EHR data, alongside other sources of clinical information, can be effective in determining different drug interactions that can help improve lifespan in breast cancer patients, according to a recent study from Stanford Medicine.
The study, published last week in the Journal of the American Medical Informatics Association, investigated the use of EHR and biomolecular data to detect which, if any, non-cancer drugs can produce positive outcomes for patients.
“We looked at all the non-cancer drugs that breast cancer patients were on,” said Nigam Shah, MBBS, PhD, senior author of the study and associate professor of medicine and biomedical science at Stanford Medicine, in a press release.
“People have other things going on in life. They might have hypertension, they might have high cholesterol or diabetes. They would be taking drugs for those as well. So the question we were asking was, do any of the drugs they are taking associate with better outcomes for breast cancer?”
Using EHR data in Stanford’s Oncoshare cancer database, the researchers looked at de-identified information for nearly 10,000 adult women diagnosed with breast cancer between 2000 and 2013. From that data, the research team examined interactions for 294 non-cancer drugs in more than 43,000 pairs.
Overall, the researchers found three drug combinations that resulted in prolonged lifespan by up to five years: anti-inflammatories and lipid modifiers, and anti-inflammatories and anti-cancer hormone antagonists.
The research team confirmed their findings using gene-expression data. This data identified any molecular composition that might make these drugs predisposed to prolonging breast cancer patient lifespans.
In an independent analysis of gene-expression data, the research team identified the same drug groups – anti-inflammatories and lipid modifiers, and anti-inflammatories and anti-cancer hormone antagonists – as beneficial in prolonging lifespan for breast cancer patients.
This study is about more than the drugs that can benefit a breast cancer patient’s life, the researchers said. Rather, it highlights the importance of EHR use and data analysis in identifying different medication and drug patterns.
“This study demonstrates the novel use of both EHRs and molecular data to discover and validate pairs of drugs whose combined therapeutic effect on mortality among breast cancer patients appears to be greater than that of the individual drugs alone,” the researchers said.

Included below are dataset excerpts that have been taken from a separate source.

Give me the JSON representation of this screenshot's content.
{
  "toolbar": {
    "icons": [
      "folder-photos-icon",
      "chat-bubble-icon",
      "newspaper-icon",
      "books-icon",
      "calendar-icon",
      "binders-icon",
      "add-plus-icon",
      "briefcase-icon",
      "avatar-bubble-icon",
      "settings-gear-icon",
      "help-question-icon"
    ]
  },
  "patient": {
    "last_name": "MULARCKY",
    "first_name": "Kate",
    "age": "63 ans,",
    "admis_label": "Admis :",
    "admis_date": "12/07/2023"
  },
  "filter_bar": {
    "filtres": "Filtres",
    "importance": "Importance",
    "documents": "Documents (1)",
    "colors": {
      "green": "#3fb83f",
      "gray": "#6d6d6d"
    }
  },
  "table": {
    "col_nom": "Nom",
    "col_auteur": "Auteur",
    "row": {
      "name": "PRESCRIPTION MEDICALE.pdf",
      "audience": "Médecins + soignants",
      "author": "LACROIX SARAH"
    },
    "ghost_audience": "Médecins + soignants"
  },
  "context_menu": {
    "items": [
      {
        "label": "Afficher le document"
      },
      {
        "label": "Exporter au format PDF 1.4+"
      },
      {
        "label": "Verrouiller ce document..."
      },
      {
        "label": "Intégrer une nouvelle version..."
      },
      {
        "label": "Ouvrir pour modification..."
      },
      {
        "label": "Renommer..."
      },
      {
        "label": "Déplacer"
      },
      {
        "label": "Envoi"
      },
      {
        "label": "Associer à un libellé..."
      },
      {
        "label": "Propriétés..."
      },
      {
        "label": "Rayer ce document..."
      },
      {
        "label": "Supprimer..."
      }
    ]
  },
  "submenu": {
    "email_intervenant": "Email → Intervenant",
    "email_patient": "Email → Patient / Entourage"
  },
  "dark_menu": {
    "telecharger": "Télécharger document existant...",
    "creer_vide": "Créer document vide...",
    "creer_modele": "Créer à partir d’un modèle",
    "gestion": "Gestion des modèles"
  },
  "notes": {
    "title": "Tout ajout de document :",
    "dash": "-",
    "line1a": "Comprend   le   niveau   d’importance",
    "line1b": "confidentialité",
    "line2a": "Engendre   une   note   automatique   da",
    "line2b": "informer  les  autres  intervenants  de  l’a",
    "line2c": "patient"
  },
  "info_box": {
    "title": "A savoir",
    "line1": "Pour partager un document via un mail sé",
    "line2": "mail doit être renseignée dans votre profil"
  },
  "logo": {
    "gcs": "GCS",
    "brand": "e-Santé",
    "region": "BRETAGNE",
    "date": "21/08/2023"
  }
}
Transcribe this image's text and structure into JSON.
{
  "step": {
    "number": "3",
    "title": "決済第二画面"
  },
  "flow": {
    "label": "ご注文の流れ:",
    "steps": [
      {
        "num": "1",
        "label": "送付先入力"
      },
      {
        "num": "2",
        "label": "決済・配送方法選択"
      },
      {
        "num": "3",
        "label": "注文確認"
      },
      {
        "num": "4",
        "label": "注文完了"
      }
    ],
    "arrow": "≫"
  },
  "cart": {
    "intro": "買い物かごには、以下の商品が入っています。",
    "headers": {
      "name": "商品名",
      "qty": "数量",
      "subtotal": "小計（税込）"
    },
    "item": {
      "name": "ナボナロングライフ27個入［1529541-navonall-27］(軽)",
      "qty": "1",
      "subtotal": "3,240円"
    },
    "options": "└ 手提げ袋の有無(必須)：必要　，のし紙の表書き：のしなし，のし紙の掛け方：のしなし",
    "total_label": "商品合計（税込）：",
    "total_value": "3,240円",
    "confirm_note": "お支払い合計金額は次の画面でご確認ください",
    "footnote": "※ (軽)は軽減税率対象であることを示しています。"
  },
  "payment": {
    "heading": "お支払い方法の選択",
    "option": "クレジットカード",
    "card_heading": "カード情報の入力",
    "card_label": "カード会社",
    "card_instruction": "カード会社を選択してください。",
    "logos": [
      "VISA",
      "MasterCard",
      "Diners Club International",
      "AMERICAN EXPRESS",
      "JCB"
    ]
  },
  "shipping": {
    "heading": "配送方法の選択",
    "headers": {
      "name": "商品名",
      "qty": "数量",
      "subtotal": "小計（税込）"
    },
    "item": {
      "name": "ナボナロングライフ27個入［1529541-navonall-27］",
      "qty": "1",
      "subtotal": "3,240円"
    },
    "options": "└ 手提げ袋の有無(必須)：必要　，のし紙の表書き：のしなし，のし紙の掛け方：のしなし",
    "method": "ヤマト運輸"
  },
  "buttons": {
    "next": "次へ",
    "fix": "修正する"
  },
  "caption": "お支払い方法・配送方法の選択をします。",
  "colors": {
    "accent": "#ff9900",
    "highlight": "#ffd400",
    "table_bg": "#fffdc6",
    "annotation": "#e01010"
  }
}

“Our approach for eliciting beneficial pairs of drugs is a first step toward discovering more complex multidrug combinations that can optimize the use of existing drugs.”
“This is a holistic look at the data — EHR, gene expression, protein targets of drugs — all in one analysis,” Shah continued in the press release.
According to Shah and his team, this drug-drug interaction research is a part of Stanford Medicine’s push for precision medicine. Uncovering the benefits of EHR use in precision medicine is significant, especially given some skepticism from industry players.
Late last summer, for example, a group of healthcare experts published an op-ed in the Journal of the American Medical Association stating that EHR use may be inhibiting the progress of precision medicine.
Lacking interoperability, poor technical quality, and data accuracy have all contributed to a slow down for precision medicine research, wrote authors Michael J. Joyner, MD, Nigel Paneth, MD, MPH, and John P. A. Ioannidis, MD, DSC.
“These features make the use of EHRs for research into the origins of disease, as proposed in the Precision Medicine Initiative, highly problematic,” Joyner, Paneth, and Ioannidis wrote. “No clearly specified targets for either improved outcomes or reduced costs have been developed to assess the performance efficiency of EHRs.”
According to the researchers from Stanford, these claims against EHR use in precision medicine may not be true.
“This study further demonstrates the translational potential of existing data sources such as real-world patient EHRs and gene expression databases,” the researchers concluded.
“The multidrug combinations uncovered can be computationally prioritized to help direct preclinical research and, if promising, undergo clinical trial validation, repurposing, and optimizing of existing drugs for maximum therapeutic benefit.”